Скрестив ноги, он сел, прислонившись спиной к кровати, и Тобиас, хмыкнув, переместил еду вниз, присаживаясь рядом.

− Ну так? — глядя на сына, спросил он, делая глоток сока.

− Обязательно говорить? — Голос Северуса уже не был недовольным, а, скорее, грустным.

− Желательно, − ответил Тобиас, − если ты будешь держать в себе эмоции, ничего хорошего из этого не выйдет. Они же так и останутся внутри, а если скажешь, глядишь и уйдут куда-нибудь вместе со словами.

− Если бы, − фыркнул Северус, ковыряя вилкой в тарелке, − там все не так. Нет, не думай, что совсем, − оговорился он, заметив удивленный взгляд Тобиаса, − просто я думал, что Слизерин для умных, а там… Они не очень-то жалуют таких…

− Каких таких?

− Как я, − скривился Северус. — Они как узнали, что ты маггл, да еще и что магию принимаешь, так сразу их доброта и закончилась! И если что говорят, то так, формально, и обращаются, если только списать надо.

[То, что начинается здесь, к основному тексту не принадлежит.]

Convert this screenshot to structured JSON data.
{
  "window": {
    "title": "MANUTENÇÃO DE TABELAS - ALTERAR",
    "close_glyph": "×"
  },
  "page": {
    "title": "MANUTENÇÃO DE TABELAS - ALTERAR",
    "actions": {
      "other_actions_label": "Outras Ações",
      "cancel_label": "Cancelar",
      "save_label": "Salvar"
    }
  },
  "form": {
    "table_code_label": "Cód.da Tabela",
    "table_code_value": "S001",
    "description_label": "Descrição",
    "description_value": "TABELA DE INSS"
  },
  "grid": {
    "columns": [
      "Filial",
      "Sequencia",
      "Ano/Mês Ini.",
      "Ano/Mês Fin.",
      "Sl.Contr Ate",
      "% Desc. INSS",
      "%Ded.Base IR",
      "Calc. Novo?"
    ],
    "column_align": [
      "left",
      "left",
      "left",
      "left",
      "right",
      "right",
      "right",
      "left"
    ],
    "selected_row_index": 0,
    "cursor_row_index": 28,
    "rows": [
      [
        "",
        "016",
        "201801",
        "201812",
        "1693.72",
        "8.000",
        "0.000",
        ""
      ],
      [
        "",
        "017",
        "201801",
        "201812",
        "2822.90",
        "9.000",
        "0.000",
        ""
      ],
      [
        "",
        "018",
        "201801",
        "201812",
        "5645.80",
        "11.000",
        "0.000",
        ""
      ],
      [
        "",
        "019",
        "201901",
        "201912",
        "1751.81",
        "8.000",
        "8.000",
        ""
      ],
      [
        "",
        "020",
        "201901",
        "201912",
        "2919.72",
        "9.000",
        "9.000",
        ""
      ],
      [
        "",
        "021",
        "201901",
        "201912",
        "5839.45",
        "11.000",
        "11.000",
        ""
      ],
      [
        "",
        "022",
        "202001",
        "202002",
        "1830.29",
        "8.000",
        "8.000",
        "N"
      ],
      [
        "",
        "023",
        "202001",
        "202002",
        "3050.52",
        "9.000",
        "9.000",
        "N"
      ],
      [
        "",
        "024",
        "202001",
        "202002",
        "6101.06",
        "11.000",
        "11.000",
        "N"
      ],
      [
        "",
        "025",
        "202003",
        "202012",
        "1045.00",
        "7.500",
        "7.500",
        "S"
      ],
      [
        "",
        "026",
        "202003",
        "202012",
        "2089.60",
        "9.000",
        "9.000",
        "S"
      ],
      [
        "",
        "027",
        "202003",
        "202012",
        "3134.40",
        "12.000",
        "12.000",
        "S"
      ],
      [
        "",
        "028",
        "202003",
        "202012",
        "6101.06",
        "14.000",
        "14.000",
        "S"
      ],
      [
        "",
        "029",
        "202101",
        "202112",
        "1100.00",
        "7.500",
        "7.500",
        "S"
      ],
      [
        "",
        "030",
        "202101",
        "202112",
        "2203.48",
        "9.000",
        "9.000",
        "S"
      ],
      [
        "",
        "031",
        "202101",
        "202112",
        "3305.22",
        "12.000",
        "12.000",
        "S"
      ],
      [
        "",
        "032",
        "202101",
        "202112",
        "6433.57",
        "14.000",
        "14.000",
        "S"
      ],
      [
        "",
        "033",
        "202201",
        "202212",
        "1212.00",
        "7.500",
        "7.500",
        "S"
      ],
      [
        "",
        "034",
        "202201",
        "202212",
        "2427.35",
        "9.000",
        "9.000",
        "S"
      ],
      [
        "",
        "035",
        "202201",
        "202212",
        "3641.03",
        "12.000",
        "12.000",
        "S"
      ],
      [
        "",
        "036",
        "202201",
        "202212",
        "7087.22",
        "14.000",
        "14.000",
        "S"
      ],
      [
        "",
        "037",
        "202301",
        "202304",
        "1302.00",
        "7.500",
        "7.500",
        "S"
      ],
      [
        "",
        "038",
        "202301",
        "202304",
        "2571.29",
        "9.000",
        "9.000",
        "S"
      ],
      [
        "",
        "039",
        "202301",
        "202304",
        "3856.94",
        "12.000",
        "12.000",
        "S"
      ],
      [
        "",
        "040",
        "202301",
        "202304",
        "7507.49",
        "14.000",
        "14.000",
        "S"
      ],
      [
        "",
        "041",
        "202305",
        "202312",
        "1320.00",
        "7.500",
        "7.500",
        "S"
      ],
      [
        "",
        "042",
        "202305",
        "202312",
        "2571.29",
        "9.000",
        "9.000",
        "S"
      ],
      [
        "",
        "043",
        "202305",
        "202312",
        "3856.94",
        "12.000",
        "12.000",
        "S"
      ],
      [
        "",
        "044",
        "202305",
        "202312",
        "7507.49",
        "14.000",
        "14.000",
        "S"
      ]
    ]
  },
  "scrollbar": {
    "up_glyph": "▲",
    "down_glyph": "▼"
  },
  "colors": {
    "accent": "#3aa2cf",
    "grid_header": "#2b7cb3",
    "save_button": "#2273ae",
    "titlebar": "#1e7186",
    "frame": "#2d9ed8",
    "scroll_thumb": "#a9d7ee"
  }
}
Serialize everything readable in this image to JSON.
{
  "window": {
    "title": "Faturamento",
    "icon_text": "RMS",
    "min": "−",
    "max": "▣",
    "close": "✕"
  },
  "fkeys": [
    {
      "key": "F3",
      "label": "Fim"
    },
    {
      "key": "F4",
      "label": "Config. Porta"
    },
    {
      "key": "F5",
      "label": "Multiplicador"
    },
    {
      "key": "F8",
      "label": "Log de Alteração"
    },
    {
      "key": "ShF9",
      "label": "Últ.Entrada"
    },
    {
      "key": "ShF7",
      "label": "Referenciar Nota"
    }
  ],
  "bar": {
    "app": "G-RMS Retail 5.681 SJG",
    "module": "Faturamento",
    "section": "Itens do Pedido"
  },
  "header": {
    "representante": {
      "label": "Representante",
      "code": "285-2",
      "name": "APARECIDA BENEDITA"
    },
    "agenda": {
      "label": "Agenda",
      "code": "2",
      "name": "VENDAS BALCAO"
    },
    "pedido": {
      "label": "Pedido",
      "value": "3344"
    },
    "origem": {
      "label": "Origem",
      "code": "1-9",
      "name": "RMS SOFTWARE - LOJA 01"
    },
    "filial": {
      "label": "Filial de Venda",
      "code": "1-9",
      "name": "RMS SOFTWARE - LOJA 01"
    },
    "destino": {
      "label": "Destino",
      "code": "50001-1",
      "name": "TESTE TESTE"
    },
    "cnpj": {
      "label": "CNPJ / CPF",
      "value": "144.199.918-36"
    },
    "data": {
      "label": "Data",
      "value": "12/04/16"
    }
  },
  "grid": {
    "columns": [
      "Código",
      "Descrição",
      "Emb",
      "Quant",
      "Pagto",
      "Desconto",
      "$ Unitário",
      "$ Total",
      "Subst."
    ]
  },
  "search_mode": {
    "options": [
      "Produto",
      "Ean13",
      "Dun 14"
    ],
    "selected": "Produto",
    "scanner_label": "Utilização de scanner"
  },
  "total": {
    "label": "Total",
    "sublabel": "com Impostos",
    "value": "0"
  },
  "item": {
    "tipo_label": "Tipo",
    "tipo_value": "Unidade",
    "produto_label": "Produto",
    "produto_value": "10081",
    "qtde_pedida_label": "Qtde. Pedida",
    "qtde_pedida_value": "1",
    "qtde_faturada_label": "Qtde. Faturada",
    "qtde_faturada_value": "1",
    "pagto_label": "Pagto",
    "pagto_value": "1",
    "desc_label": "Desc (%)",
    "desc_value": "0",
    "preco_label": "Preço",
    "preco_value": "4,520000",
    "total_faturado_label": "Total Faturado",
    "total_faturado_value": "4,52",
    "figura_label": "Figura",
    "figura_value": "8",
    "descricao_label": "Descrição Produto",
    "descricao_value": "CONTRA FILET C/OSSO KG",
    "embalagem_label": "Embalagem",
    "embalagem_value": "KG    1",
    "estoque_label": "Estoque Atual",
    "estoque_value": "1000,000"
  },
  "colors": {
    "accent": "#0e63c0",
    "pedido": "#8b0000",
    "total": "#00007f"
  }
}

Он снова фыркнул и со злости запихнул в рот большой кусок курицы, едва не подавившись.

− Ты знаешь, что такое мимикрия? — помолчав, спросил Тобиас и, увидев вопрос в глазах Северуса, пояснил: − Мимикрия — это способность подстраиваться под среду обитания в зависимости потребностей. В животном мире, к примеру, ты мог наблюдать такое на гусеницах, ловко прикидывающихся ветками, чтобы не быть съеденными. Скажи, как ведет себя большинство ребят на факультете?

− Они смеются над магглами, магглорожденными, любят темные искусства и Слизерин в целом, − старательно перечислял Северус.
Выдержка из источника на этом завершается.